The implication is important. In finance teams where output, speed, and measurable impact are rewarded, AI can help professionals do more with less time and show the value of that work more clearly.
Kombora extended the idea further. As leaders become more senior, assessment becomes more subjective. AI can help create more objective evidence of output, especially when visibility is uneven.
AI is not the answer to pay equity. But it may become a tactical advantage in environments where impact must be demonstrated clearly.
👉 Watch the full discussion here
How should women in finance advocate for pay more effectively?
The strongest pay advocacy starts with value, not with the number. Women in finance need to benchmark their worth, articulate their impact clearly, and avoid accepting the first framing of what they are worth.
The final section of the panel focused on career advice, and it produced some of the most practical takeaways.
Pauline Babel reflected on how difficult it was early in her career to separate the value of her work from her value as a person. That distinction matters. Many finance professionals, especially women, are uncomfortable "selling themselves" in compensation conversations, even when their performance justifies it.

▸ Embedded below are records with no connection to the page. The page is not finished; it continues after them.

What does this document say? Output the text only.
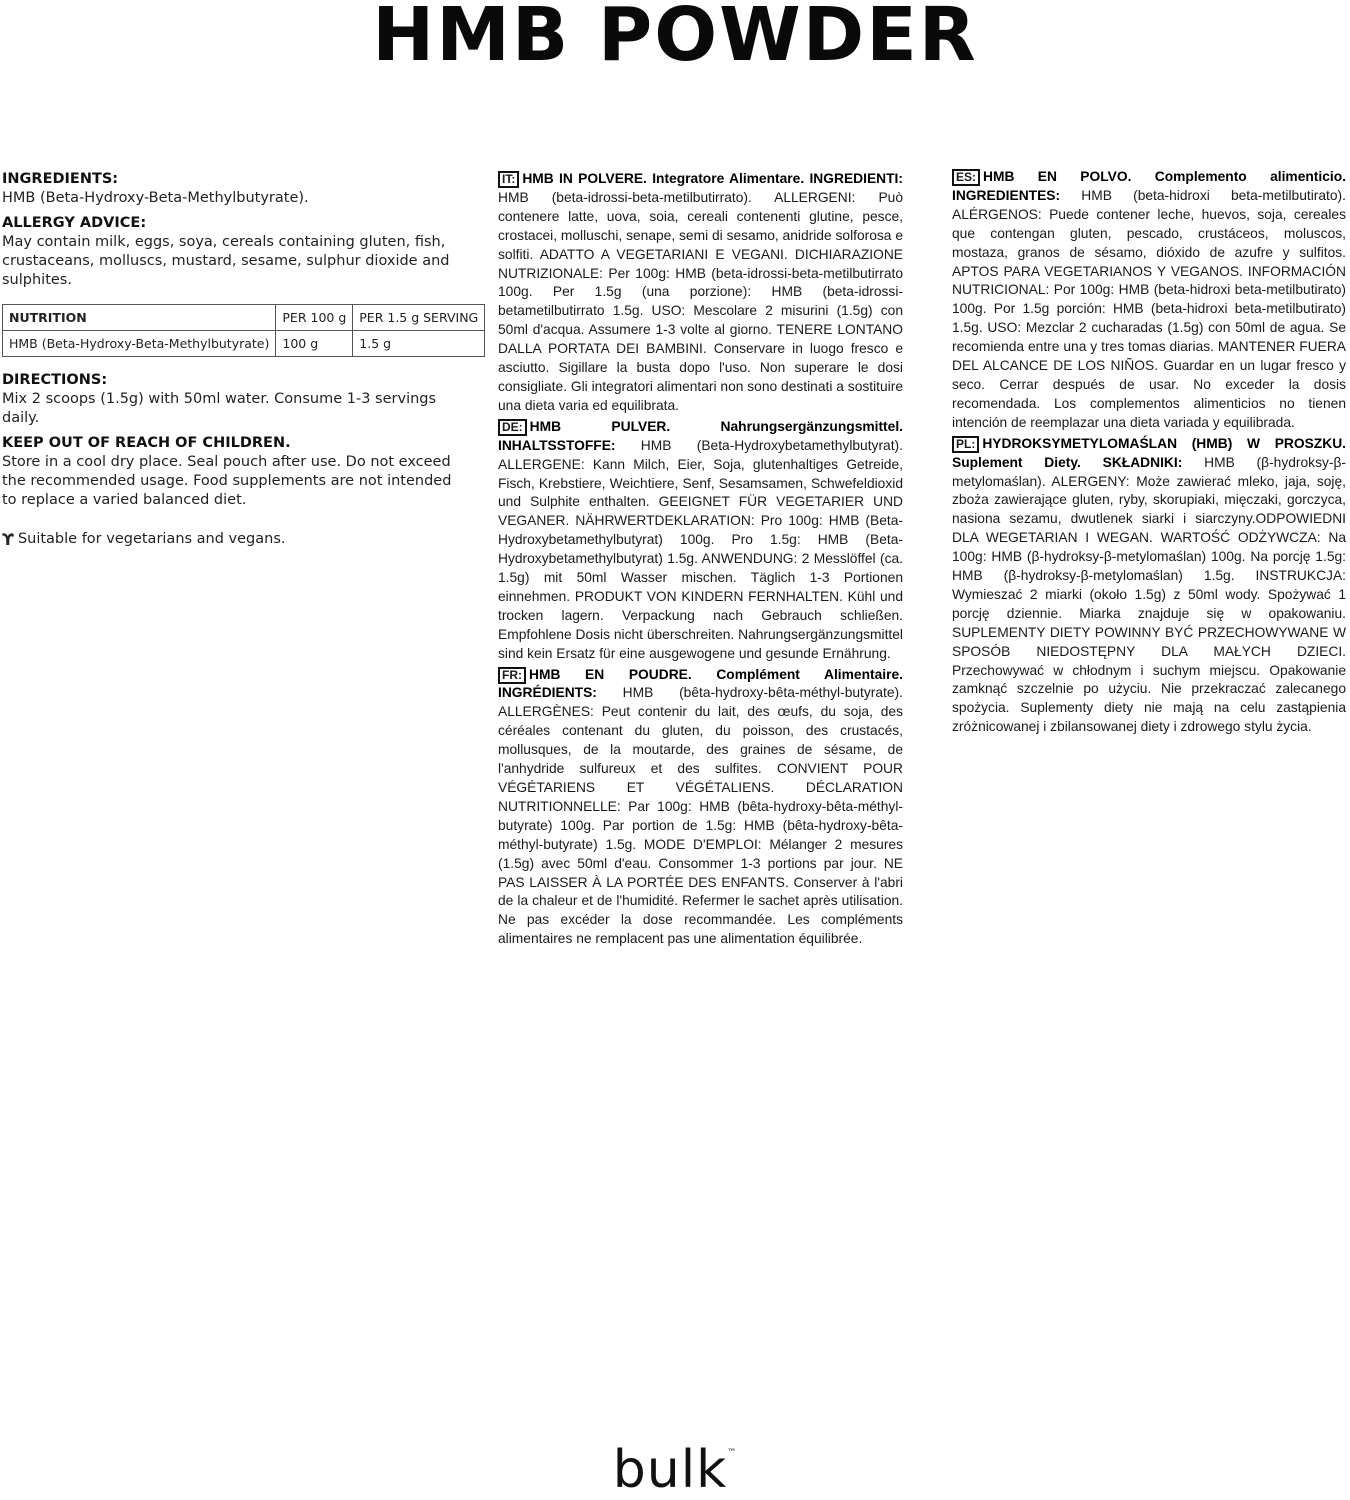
HMB POWDER

INGREDIENTS:

HMB (Beta-Hydroxy-Beta-Methylbutyrate).

ALLERGY ADVICE:

May contain milk, eggs, soya, cereals containing gluten, fish, crustaceans, molluscs, mustard, sesame, sulphur dioxide and sulphites.

NUTRITION	PER 100 g	PER 1.5 g SERVING
HMB (Beta-Hydroxy-Beta-Methylbutyrate)	100 g	1.5 g

DIRECTIONS:

Mix 2 scoops (1.5g) with 50ml water. Consume 1-3 servings daily.

KEEP OUT OF REACH OF CHILDREN.

Store in a cool dry place. Seal pouch after use. Do not exceed the recommended usage. Food supplements are not intended to replace a varied balanced diet.

ϒ Suitable for vegetarians and vegans.

IT: HMB IN POLVERE. Integratore Alimentare. INGREDIENTI: HMB (beta-idrossi-beta-metilbutirrato). ALLERGENI: Può contenere latte, uova, soia, cereali contenenti glutine, pesce, crostacei, molluschi, senape, semi di sesamo, anidride solforosa e solfiti. ADATTO A VEGETARIANI E VEGANI. DICHIARAZIONE NUTRIZIONALE: Per 100g: HMB (beta-idrossi-beta-metilbutirrato 100g. Per 1.5g (una porzione): HMB (beta-idrossi-betametilbutirrato 1.5g. USO: Mescolare 2 misurini (1.5g) con 50ml d'acqua. Assumere 1-3 volte al giorno. TENERE LONTANO DALLA PORTATA DEI BAMBINI. Conservare in luogo fresco e asciutto. Sigillare la busta dopo l'uso. Non superare le dosi consigliate. Gli integratori alimentari non sono destinati a sostituire una dieta varia ed equilibrata.

DE: HMB PULVER. Nahrungsergänzungsmittel. INHALTSSTOFFE: HMB (Beta-Hydroxybetamethylbutyrat). ALLERGENE: Kann Milch, Eier, Soja, glutenhaltiges Getreide, Fisch, Krebstiere, Weichtiere, Senf, Sesamsamen, Schwefeldioxid und Sulphite enthalten. GEEIGNET FÜR VEGETARIER UND VEGANER. NÄHRWERTDEKLARATION: Pro 100g: HMB (Beta-Hydroxybetamethylbutyrat) 100g. Pro 1.5g: HMB (Beta-Hydroxybetamethylbutyrat) 1.5g. ANWENDUNG: 2 Messlöffel (ca. 1.5g) mit 50ml Wasser mischen. Täglich 1-3 Portionen einnehmen. PRODUKT VON KINDERN FERNHALTEN. Kühl und trocken lagern. Verpackung nach Gebrauch schließen. Empfohlene Dosis nicht überschreiten. Nahrungsergänzungsmittel sind kein Ersatz für eine ausgewogene und gesunde Ernährung.

FR: HMB EN POUDRE. Complément Alimentaire. INGRÉDIENTS: HMB (bêta-hydroxy-bêta-méthyl-butyrate). ALLERGÈNES: Peut contenir du lait, des œufs, du soja, des céréales contenant du gluten, du poisson, des crustacés, mollusques, de la moutarde, des graines de sésame, de l'anhydride sulfureux et des sulfites. CONVIENT POUR VÉGÉTARIENS ET VÉGÉTALIENS. DÉCLARATION NUTRITIONNELLE: Par 100g: HMB (bêta-hydroxy-bêta-méthyl-butyrate) 100g. Par portion de 1.5g: HMB (bêta-hydroxy-bêta-méthyl-butyrate) 1.5g. MODE D'EMPLOI: Mélanger 2 mesures (1.5g) avec 50ml d'eau. Consommer 1-3 portions par jour. NE PAS LAISSER À LA PORTÉE DES ENFANTS. Conserver à l'abri de la chaleur et de l'humidité. Refermer le sachet après utilisation. Ne pas excéder la dose recommandée. Les compléments alimentaires ne remplacent pas une alimentation équilibrée.

ES: HMB EN POLVO. Complemento alimenticio. INGREDIENTES: HMB (beta-hidroxi beta-metilbutirato). ALÉRGENOS: Puede contener leche, huevos, soja, cereales que contengan gluten, pescado, crustáceos, moluscos, mostaza, granos de sésamo, dióxido de azufre y sulfitos. APTOS PARA VEGETARIANOS Y VEGANOS. INFORMACIÓN NUTRICIONAL: Por 100g: HMB (beta-hidroxi beta-metilbutirato) 100g. Por 1.5g porción: HMB (beta-hidroxi beta-metilbutirato) 1.5g. USO: Mezclar 2 cucharadas (1.5g) con 50ml de agua. Se recomienda entre una y tres tomas diarias. MANTENER FUERA DEL ALCANCE DE LOS NIÑOS. Guardar en un lugar fresco y seco. Cerrar después de usar. No exceder la dosis recomendada. Los complementos alimenticios no tienen intención de reemplazar una dieta variada y equilibrada.

PL: HYDROKSYMETYLOMAŚLAN (HMB) W PROSZKU. Suplement Diety. SKŁADNIKI: HMB (β-hydroksy-β-metylomaślan). ALERGENY: Może zawierać mleko, jaja, soję, zboża zawierające gluten, ryby, skorupiaki, mięczaki, gorczyca, nasiona sezamu, dwutlenek siarki i siarczyny.ODPOWIEDNI DLA WEGETARIAN I WEGAN. WARTOŚĆ ODŻYWCZA: Na 100g: HMB (β-hydroksy-β-metylomaślan) 100g. Na porcję 1.5g: HMB (β-hydroksy-β-metylomaślan) 1.5g. INSTRUKCJA: Wymieszać 2 miarki (około 1.5g) z 50ml wody. Spożywać 1 porcję dziennie. Miarka znajduje się w opakowaniu. SUPLEMENTY DIETY POWINNY BYĆ PRZECHOWYWANE W SPOSÓB NIEDOSTĘPNY DLA MAŁYCH DZIECI. Przechowywać w chłodnym i suchym miejscu. Opakowanie zamknąć szczelnie po użyciu. Nie przekraczać zalecanego spożycia. Suplementy diety nie mają na celu zastąpienia zróżnicowanej i zbilansowanej diety i zdrowego stylu życia.

bulk™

Alyona Mysko approached the issue through a sales lens. Her recommendation was to present value first, then discuss price. Define your KPIs in advance, demonstrate what you delivered, and only then talk about salary. That structure creates a stronger negotiation position.

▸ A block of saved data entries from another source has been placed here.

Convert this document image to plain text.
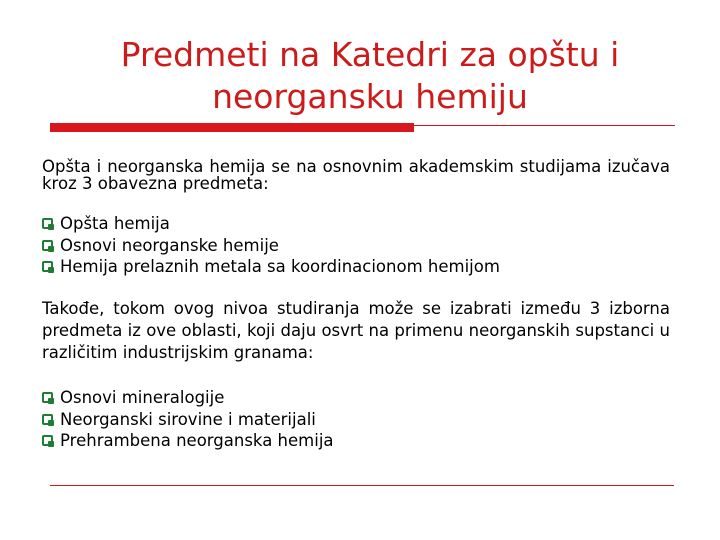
Predmeti na Katedri za opštu i
neorgansku hemiju

Opšta i neorganska hemija se na osnovnim akademskim studijama izučava kroz 3 obavezna predmeta:

Opšta hemija
Osnovi neorganske hemije
Hemija prelaznih metala sa koordinacionom hemijom

Takođe, tokom ovog nivoa studiranja može se izabrati između 3 izborna predmeta iz ove oblasti, koji daju osvrt na primenu neorganskih supstanci u različitim industrijskim granama:

Osnovi mineralogije
Neorganski sirovine i materijali
Prehrambena neorganska hemija
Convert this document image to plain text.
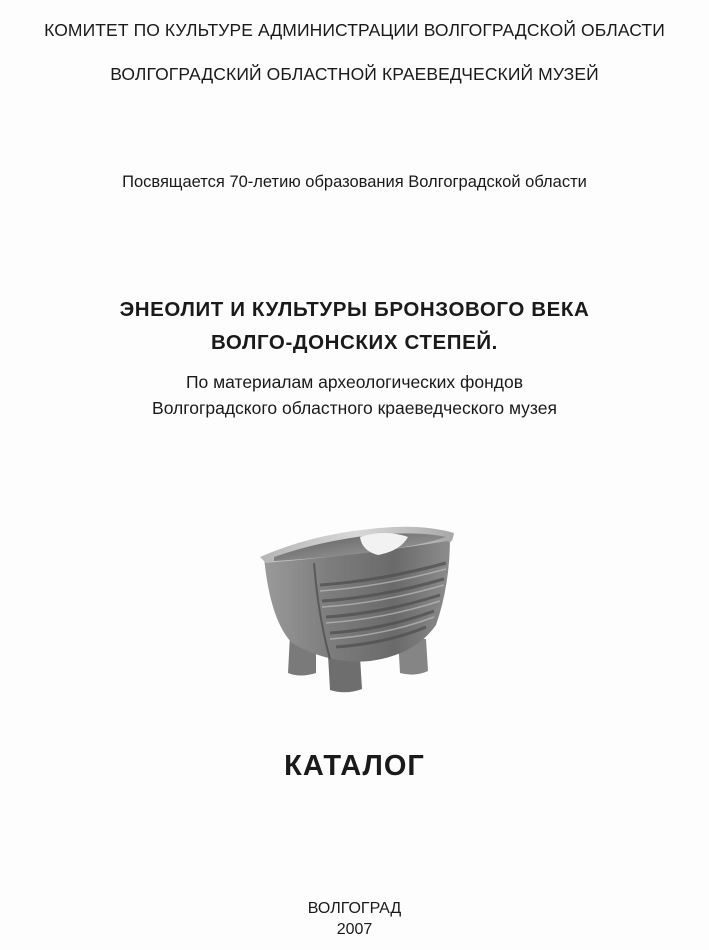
КОМИТЕТ ПО КУЛЬТУРЕ АДМИНИСТРАЦИИ ВОЛГОГРАДСКОЙ ОБЛАСТИ
ВОЛГОГРАДСКИЙ ОБЛАСТНОЙ КРАЕВЕДЧЕСКИЙ МУЗЕЙ
Посвящается 70-летию образования Волгоградской области
ЭНЕОЛИТ И КУЛЬТУРЫ БРОНЗОВОГО ВЕКА
ВОЛГО-ДОНСКИХ СТЕПЕЙ.
По материалам археологических фондов
Волгоградского областного краеведческого музея
КАТАЛОГ
ВОЛГОГРАД
2007
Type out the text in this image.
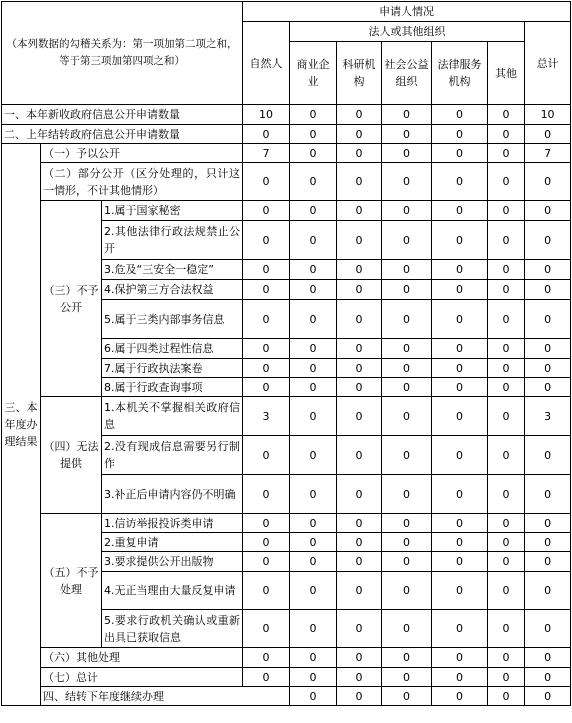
（本列数据的勾稽关系为：第一项加第二项之和，等于第三项加第四项之和）			申请人情况							
			自然人	法人或其他组织					总计	
				商业企业	科研机构	社会公益组织	法律服务机构	其他		
一、本年新收政府信息公开申请数量			10	0	0	0	0	0	10	
二、上年结转政府信息公开申请数量			0	0	0	0	0	0	0	
三、本年度办理结果	（一）予以公开		7	0	0	0	0	0	7	
	（二）部分公开（区分处理的，只计这一情形，不计其他情形）		0	0	0	0	0	0	0	
	（三）不予公开	1.属于国家秘密	0	0	0	0	0	0	0	
		2.其他法律行政法规禁止公开	0	0	0	0	0	0	0	
		3.危及“三安全一稳定”	0	0	0	0	0	0	0	
		4.保护第三方合法权益	0	0	0	0	0	0	0	
		5.属于三类内部事务信息	0	0	0	0	0	0	0	
		6.属于四类过程性信息	0	0	0	0	0	0	0	
		7.属于行政执法案卷	0	0	0	0	0	0	0	
		8.属于行政查询事项	0	0	0	0	0	0	0	
	（四）无法提供	1.本机关不掌握相关政府信息	3	0	0	0	0	0	3	
		2.没有现成信息需要另行制作	0	0	0	0	0	0	0	
		3.补正后申请内容仍不明确	0	0	0	0	0	0	0	
	（五）不予处理	1.信访举报投诉类申请	0	0	0	0	0	0	0	
		2.重复申请	0	0	0	0	0	0	0	
		3.要求提供公开出版物	0	0	0	0	0	0	0	
		4.无正当理由大量反复申请	0	0	0	0	0	0	0	
		5.要求行政机关确认或重新出具已获取信息	0	0	0	0	0	0	0	
	（六）其他处理		0	0	0	0	0	0	0	
	（七）总计		0	0	0	0	0	0	0	
	四、结转下年度继续办理			0	0	0	0	0	0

Kombora’s advice was even more direct: do not accept the first offer, and do not let someone else define your market value for you. Small compensation compromises early in a career compound significantly over a lifetime.
What to do this quarter
Before your next compensation discussion, prepare a one-page case with three sections: your measurable impact, your market benchmark, and your ask. Most people enter salary conversations with only the last of those three.

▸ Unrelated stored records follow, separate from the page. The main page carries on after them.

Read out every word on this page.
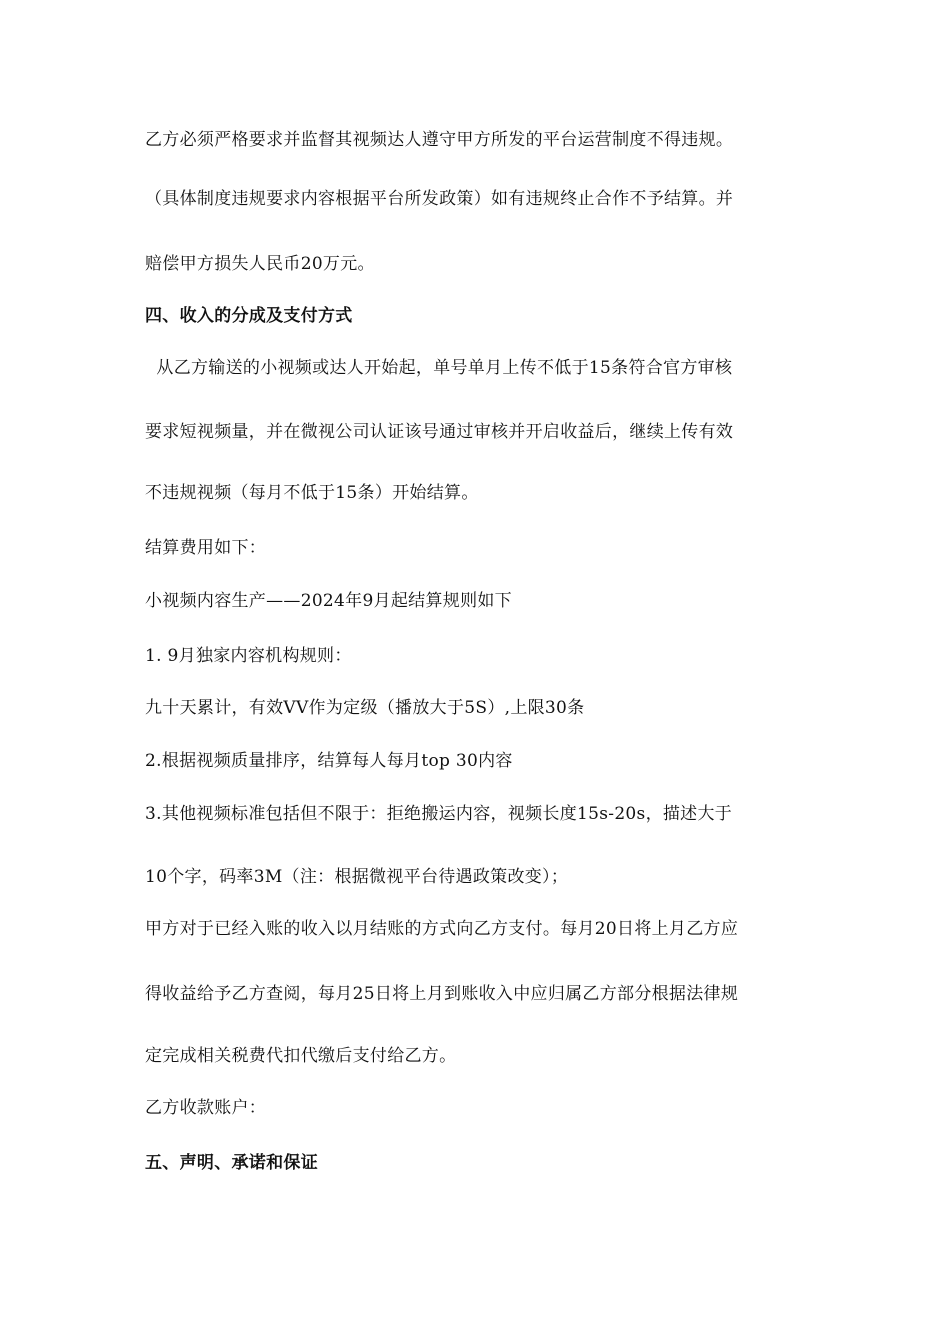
乙方必须严格要求并监督其视频达人遵守甲方所发的平台运营制度不得违规。
（具体制度违规要求内容根据平台所发政策）如有违规终止合作不予结算。并
赔偿甲方损失人民币20万元。
四、收入的分成及支付方式
从乙方输送的小视频或达人开始起，单号单月上传不低于15条符合官方审核
要求短视频量，并在微视公司认证该号通过审核并开启收益后，继续上传有效
不违规视频（每月不低于15条）开始结算。
结算费用如下：
小视频内容生产——2024年9月起结算规则如下
1. 9月独家内容机构规则：
九十天累计，有效VV作为定级（播放大于5S）,上限30条
2.根据视频质量排序，结算每人每月top 30内容
3.其他视频标准包括但不限于：拒绝搬运内容，视频长度15s-20s，描述大于
10个字，码率3M（注：根据微视平台待遇政策改变）；
甲方对于已经入账的收入以月结账的方式向乙方支付。每月20日将上月乙方应
得收益给予乙方查阅，每月25日将上月到账收入中应归属乙方部分根据法律规
定完成相关税费代扣代缴后支付给乙方。
乙方收款账户：
五、声明、承诺和保证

FAQ: Closing the finance gender pay gap
What is the finance gender pay gap?
It is the difference in average pay between men and women in finance roles, driven by salary, bonuses, promotion rates, senior representation, and career progression patterns.
Why does the pay gap widen at senior levels?
Because women are less likely to be promoted into senior roles, more likely to experience career interruptions, and more likely to be assessed through subjective standards around commitment and visibility.
Is maternity the main reason for the pay gap?
No. Maternity matters, but the panel stressed that bias in promotion, lack of sponsorship, and structural workplace expectations often begin shaping the gap earlier.
What can finance leaders do to improve pay equity?
Use salary grids where possible, audit compensation and promotion data, standardise performance reviews, and create intentional sponsorship structures.
What is the difference between a mentor and a sponsor?
A mentor gives advice. A sponsor actively advocates for your promotion, compensation, and access to strategic opportunities.
Can AI help reduce pay inequality in finance?
Not directly, but it can help increase output, improve visibility, and reduce subjectivity in performance assessment.
How should women approach salary negotiations in finance?
Start with clear evidence of value, benchmark against the market, ask proactively, and avoid accepting the first framing of your worth.
👉 Watch the full discussion here
Closing thought: fairness is not self-executing
The most important lesson from this conversation is that progress does not happen automatically.
The gender pay gap in finance is not closing because time is passing. It closes when leaders make systems less subjective, when companies measure progression as rigorously as they measure budget performance, and when women are supported not just with advice, but with active sponsorship.
For CFOs, this is not a side conversation. It is a leadership issue, a talent issue, and a performance issue.
For women in finance, the message from the panel was equally clear: know your value, ask earlier, document your impact, and find people who will advocate for you when the room decides.